Though the legs could function, the regeneration was far from complete. While the limb that appeared had clear features, the growth stopped abruptly before the frog’s hind digits would otherwise appear. And, importantly, not all the treated frogs responded to the same extent, indicating that the approach is unlikely to be a one-size-fits-all treatment. But for a first pass, Levin says, the amount of regeneration achieved was “really striking.”
“If the person grew a limb like the frogs did, no one would say it was perfect,” says Jessica Whited, a regenerative biologist at Harvard University’s Brigham Regenerative Medicine Center who frequently collaborates with Levin’s lab, but was not involved in the newest finding. “But it’s important to demonstrate something that would be better than what grows naturally.”
Levin and his team are currently tinkering with their cocktail of apparatus-administered drugs, as well as with the duration for which the device is worn after amputation.
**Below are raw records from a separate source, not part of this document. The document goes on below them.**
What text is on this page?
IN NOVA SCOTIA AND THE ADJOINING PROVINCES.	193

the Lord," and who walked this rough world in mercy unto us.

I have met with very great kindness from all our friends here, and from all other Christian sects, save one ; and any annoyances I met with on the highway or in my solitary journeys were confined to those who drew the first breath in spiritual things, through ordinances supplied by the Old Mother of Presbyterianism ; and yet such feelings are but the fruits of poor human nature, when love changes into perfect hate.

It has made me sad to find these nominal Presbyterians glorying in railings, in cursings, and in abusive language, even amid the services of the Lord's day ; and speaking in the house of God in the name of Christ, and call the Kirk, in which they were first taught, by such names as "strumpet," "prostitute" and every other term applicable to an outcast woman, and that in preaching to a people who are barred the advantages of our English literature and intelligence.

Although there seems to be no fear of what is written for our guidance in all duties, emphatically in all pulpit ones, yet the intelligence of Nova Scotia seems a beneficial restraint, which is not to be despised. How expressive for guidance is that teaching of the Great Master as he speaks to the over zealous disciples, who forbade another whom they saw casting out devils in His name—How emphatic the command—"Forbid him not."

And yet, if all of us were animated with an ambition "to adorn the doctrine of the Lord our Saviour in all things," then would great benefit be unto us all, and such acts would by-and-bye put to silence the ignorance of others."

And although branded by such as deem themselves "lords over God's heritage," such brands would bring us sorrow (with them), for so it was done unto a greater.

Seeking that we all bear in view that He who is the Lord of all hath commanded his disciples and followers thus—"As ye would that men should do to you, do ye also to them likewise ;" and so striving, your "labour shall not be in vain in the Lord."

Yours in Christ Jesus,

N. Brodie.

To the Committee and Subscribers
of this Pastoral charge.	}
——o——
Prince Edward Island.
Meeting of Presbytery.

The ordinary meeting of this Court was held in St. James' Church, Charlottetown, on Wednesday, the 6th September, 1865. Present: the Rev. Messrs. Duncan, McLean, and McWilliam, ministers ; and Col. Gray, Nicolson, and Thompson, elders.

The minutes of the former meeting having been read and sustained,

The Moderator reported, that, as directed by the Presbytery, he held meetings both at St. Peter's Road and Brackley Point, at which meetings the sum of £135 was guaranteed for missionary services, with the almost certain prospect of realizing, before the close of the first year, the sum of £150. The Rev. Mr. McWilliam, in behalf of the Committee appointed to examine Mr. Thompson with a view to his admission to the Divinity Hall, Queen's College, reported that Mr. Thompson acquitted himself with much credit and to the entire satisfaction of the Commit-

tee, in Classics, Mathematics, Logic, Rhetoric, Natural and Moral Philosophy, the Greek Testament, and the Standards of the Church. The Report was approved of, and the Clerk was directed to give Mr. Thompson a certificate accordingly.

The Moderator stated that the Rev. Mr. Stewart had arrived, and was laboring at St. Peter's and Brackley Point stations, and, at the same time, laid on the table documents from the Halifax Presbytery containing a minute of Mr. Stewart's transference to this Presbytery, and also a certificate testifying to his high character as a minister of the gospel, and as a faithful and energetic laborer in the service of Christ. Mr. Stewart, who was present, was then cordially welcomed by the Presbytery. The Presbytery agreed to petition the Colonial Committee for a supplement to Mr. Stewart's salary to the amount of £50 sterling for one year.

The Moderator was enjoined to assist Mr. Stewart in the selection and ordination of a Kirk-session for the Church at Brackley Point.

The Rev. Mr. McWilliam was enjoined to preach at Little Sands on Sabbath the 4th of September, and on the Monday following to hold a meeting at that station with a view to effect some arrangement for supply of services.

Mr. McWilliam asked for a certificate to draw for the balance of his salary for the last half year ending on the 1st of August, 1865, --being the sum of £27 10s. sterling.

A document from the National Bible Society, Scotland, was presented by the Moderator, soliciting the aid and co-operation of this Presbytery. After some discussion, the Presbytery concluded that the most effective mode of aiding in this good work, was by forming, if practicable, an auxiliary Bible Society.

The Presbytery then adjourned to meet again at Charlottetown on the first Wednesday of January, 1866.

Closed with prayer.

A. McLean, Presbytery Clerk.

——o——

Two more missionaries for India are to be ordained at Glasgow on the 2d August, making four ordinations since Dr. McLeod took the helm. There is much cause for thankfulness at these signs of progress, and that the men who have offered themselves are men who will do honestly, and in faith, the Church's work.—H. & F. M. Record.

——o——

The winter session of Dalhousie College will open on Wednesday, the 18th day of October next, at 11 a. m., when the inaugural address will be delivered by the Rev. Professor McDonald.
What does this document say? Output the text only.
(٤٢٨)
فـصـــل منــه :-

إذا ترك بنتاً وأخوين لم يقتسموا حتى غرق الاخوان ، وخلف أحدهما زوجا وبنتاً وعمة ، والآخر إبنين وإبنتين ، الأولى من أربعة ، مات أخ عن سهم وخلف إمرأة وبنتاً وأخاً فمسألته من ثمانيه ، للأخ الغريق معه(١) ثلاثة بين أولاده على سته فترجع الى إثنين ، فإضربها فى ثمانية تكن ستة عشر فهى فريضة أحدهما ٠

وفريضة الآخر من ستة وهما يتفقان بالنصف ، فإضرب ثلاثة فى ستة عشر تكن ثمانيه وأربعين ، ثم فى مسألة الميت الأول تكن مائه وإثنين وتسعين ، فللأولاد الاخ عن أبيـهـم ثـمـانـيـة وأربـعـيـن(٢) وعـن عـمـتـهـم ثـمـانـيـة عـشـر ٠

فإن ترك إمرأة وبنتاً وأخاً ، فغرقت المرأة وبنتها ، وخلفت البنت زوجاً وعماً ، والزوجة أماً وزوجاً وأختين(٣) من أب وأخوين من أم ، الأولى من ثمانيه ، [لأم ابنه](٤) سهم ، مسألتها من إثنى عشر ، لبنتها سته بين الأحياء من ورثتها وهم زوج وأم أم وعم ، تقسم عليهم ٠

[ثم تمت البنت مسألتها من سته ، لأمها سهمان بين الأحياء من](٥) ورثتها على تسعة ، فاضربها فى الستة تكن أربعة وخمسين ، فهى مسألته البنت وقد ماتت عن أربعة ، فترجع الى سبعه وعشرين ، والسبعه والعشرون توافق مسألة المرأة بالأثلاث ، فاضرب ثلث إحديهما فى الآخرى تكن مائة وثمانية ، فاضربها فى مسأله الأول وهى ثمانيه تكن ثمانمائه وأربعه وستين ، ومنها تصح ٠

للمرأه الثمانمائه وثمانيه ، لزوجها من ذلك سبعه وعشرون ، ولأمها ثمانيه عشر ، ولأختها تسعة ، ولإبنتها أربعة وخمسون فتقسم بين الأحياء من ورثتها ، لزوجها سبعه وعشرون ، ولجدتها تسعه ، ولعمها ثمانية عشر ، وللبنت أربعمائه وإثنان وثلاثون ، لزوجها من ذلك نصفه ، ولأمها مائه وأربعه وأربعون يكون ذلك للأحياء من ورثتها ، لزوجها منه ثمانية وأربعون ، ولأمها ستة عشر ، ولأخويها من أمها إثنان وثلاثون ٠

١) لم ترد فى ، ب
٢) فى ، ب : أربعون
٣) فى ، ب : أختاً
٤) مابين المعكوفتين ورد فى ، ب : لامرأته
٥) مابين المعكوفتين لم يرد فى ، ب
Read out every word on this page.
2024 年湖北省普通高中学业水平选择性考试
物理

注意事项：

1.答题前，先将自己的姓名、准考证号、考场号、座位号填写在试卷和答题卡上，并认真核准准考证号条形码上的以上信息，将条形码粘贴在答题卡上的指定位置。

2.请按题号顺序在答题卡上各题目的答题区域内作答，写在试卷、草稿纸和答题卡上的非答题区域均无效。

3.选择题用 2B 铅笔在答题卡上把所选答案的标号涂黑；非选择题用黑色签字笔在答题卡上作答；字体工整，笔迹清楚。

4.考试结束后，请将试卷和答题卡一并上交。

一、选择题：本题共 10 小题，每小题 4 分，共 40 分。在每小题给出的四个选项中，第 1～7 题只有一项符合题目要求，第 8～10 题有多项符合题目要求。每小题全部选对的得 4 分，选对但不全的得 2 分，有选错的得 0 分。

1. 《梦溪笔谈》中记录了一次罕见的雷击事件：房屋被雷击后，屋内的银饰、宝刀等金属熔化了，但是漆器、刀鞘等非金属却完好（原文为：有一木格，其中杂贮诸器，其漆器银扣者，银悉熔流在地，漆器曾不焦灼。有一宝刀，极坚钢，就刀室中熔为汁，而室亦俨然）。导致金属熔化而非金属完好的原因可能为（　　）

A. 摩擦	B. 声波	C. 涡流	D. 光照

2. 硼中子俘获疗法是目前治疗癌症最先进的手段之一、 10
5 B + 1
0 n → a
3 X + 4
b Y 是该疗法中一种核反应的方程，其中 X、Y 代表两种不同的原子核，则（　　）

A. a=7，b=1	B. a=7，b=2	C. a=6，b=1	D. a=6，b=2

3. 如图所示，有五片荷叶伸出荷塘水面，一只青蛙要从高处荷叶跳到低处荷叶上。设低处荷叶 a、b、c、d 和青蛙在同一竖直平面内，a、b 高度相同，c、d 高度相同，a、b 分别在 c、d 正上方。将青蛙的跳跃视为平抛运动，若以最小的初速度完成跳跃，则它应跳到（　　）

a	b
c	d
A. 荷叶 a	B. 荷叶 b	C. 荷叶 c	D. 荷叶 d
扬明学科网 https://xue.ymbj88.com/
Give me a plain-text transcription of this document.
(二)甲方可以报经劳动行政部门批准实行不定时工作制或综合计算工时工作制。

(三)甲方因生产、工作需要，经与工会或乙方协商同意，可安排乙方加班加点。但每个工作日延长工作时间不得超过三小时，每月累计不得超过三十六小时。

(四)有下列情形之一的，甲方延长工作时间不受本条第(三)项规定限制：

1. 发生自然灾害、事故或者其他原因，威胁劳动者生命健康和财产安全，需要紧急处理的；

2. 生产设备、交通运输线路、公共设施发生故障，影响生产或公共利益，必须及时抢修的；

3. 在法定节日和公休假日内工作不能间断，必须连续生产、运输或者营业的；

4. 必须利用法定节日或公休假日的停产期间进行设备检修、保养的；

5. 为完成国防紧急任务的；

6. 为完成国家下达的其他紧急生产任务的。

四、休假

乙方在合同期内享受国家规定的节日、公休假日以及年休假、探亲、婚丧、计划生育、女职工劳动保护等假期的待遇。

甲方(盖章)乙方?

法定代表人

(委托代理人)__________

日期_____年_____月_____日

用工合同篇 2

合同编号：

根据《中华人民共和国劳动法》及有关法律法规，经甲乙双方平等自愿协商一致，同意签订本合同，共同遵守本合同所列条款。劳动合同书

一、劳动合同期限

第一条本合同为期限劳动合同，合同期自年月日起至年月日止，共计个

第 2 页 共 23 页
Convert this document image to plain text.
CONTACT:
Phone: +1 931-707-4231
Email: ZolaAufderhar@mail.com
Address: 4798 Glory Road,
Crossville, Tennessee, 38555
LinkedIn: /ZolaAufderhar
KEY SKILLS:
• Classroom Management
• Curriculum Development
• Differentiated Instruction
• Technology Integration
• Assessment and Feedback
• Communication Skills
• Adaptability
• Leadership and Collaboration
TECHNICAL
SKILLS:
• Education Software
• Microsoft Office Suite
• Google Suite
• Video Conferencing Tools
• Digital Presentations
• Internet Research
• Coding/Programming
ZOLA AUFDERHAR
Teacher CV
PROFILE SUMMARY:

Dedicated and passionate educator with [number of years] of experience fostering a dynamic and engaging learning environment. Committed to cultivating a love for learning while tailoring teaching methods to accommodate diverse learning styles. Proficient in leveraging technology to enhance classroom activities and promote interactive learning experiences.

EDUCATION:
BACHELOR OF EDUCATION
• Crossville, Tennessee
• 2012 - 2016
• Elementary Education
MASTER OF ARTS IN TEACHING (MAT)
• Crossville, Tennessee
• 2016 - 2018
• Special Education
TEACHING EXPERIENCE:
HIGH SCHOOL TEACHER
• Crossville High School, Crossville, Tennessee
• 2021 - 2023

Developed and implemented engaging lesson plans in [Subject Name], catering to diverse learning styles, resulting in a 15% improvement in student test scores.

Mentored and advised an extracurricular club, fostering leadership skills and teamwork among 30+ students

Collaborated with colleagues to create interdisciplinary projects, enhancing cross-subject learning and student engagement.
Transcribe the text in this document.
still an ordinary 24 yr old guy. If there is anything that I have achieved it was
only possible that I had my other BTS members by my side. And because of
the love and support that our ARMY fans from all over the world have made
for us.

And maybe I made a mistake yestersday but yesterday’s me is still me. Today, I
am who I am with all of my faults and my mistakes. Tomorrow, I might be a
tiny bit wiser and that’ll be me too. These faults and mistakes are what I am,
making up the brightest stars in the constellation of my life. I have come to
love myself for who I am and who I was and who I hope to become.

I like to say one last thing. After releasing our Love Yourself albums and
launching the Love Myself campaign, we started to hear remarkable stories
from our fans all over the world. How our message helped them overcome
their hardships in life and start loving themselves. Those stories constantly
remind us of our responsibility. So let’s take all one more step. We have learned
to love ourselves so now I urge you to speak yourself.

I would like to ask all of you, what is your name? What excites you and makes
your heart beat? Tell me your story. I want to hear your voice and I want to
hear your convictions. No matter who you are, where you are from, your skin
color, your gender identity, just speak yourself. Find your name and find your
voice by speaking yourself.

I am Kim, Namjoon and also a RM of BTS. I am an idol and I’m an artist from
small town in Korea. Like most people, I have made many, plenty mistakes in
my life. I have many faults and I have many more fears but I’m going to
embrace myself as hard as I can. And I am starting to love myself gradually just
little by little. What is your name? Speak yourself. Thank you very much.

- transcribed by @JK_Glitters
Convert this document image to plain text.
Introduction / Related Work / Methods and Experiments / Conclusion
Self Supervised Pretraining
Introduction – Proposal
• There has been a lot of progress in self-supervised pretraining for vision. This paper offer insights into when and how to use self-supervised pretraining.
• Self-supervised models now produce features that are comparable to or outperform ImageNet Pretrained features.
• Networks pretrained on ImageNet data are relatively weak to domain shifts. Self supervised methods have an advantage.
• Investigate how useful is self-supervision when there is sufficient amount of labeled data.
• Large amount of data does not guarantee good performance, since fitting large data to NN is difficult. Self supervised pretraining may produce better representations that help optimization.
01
With just a few additions and adjustments, he says, the preliminary results are already looking good.
“To rebuild any structure, you need to give the cells some signal about what they’re rebuilding,” Levin explains. “And progesterone [alone] gives an incomplete message.”
The rest of this message, Whited adds, will involve a lot of fine-tuning. When limbs grow (and regrow) naturally, they rely on a suite of complex anatomical signals that both drive the production of new tissue and bone and tell it when and where to stop. But the domino effect likely still applies: The key will be finding the right recipe of chemicals to jumpstart the process, then sit back and let nature take its course.
“This isn’t ready for human trials… but it’s also not science fiction,” Levin says of the device. “I don’t think humans are barred from regeneration in any fundamental way.”
We’re not exactly a hop, skip, and a jump away from regenerating limbs in people—even partial ones. Though frogs and humans share quite a few genes and basic anatomical structures, Barker explains, we’re still fundamentally very different creatures. But, even if the packaging varies from species to species, the basic toolkit of regeneration might translate across even fairly far-flung species. There are even mammals that naturally regenerate: Deer regularly regrow their antlers well into adulthood—a process that, not-so-coincidentally, is also driven by sex hormones.
Even as technology advances, it’s unclear if humans will ever regenerate as slickly as salamanders. But maybe these able-bodied amphibians are inching us just a bit closer: One small leap for a frog may someday mean one giant step for humankind.